Later on, she merged her ministry at Allen Chapel AME Church with her law practice and moved away from criminal defense law and toward family law. In this capacity, Ms. Roundtree focused her efforts fighting for the welfare of families and children until she retired from law in 1996. Upon her retirement, the accolades flooded in. She was the recipient of the American Bar Association’s 2000 Margaret Brent Women Lawyers of Achievement Award as well as the Janet B. Reno Torchbearer Award in 2011 from the Women’s Bar Association of the District of Columbia, the organization she’d integrated in 1962. Dovey Roundtree died in 2018 in Charlotte at the age of 104. Her legacy continues through the Dovey Johnson Roundtree Educational Trust, which funds scholarships to Spelman College and Howard Law School students.

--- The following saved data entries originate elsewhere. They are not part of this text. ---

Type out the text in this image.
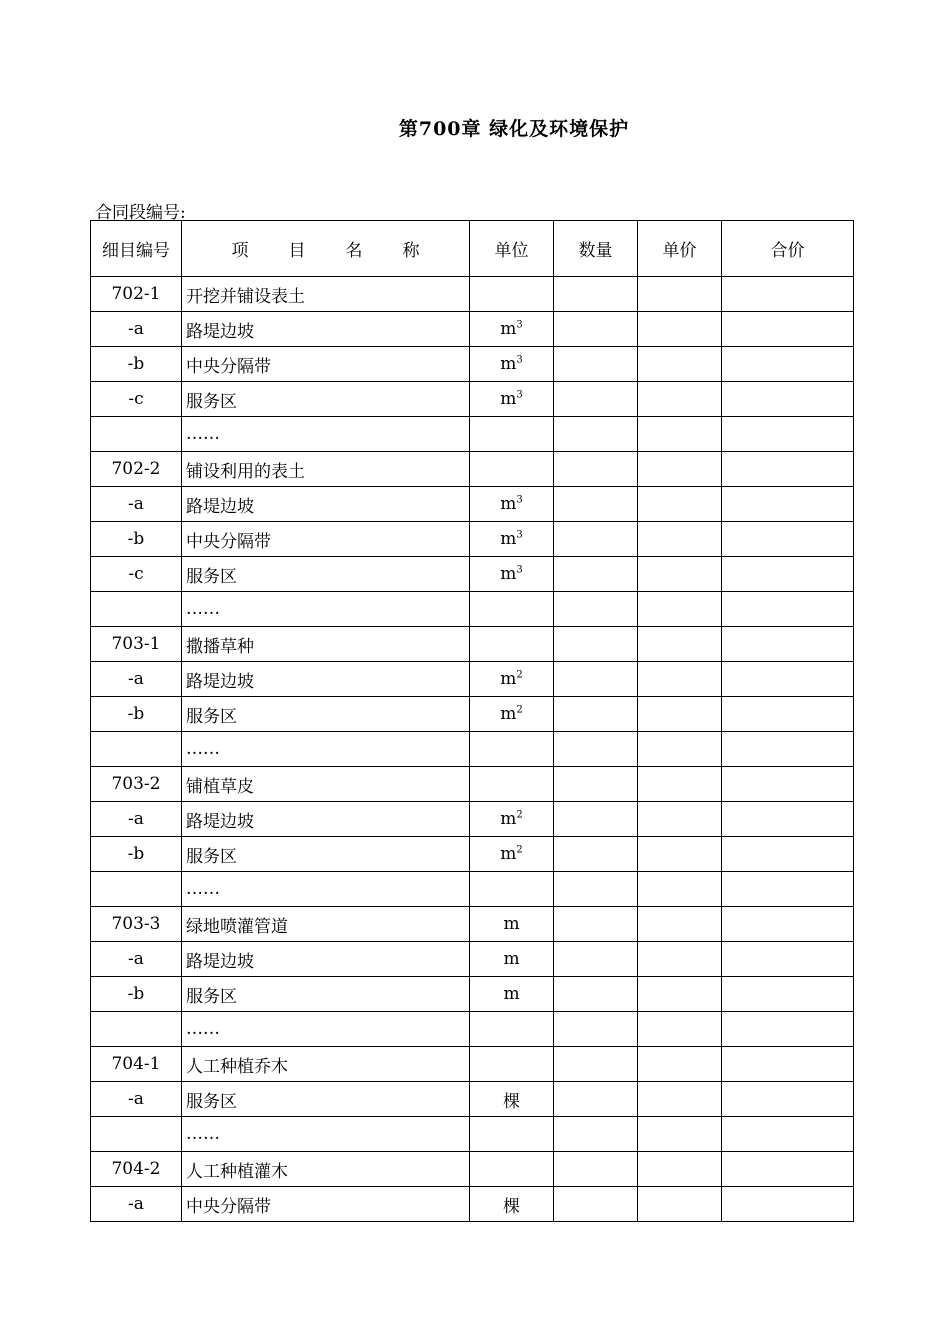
第700章 绿化及环境保护
合同段编号:
细目编号	项 目 名 称	单位	数量	单价	合价
702-1	开挖并铺设表土				
-a	路堤边坡	$m^3$			
-b	中央分隔带	$m^3$			
-c	服务区	$m^3$			
	……				
702-2	铺设利用的表土				
-a	路堤边坡	$m^3$			
-b	中央分隔带	$m^3$			
-c	服务区	$m^3$			
	……				
703-1	撒播草种				
-a	路堤边坡	$m^2$			
-b	服务区	$m^2$			
	……				
703-2	铺植草皮				
-a	路堤边坡	$m^2$			
-b	服务区	$m^2$			
	……				
703-3	绿地喷灌管道	m			
-a	路堤边坡	m			
-b	服务区	m			
	……				
704-1	人工种植乔木				
-a	服务区	棵			
	……				
704-2	人工种植灌木				
-a	中央分隔带	棵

While these history-making women have flown under the recognition radar, that doesn’t diminish the importance and significance of their accomplishments. In fact, in a way, it makes them even more impressive. After all, what would today’s entertainment landscape look like without Sheila Johnson’s contributions? Would there be as many successful female physicians if not for Mary Putnam Jacobi paving the way? The legal profession certainly would be lacking brilliant women–especially African American women–without Dovey Johnson Roundtree. These women are true pioneers to be celebrated this Women’s History Month and beyond.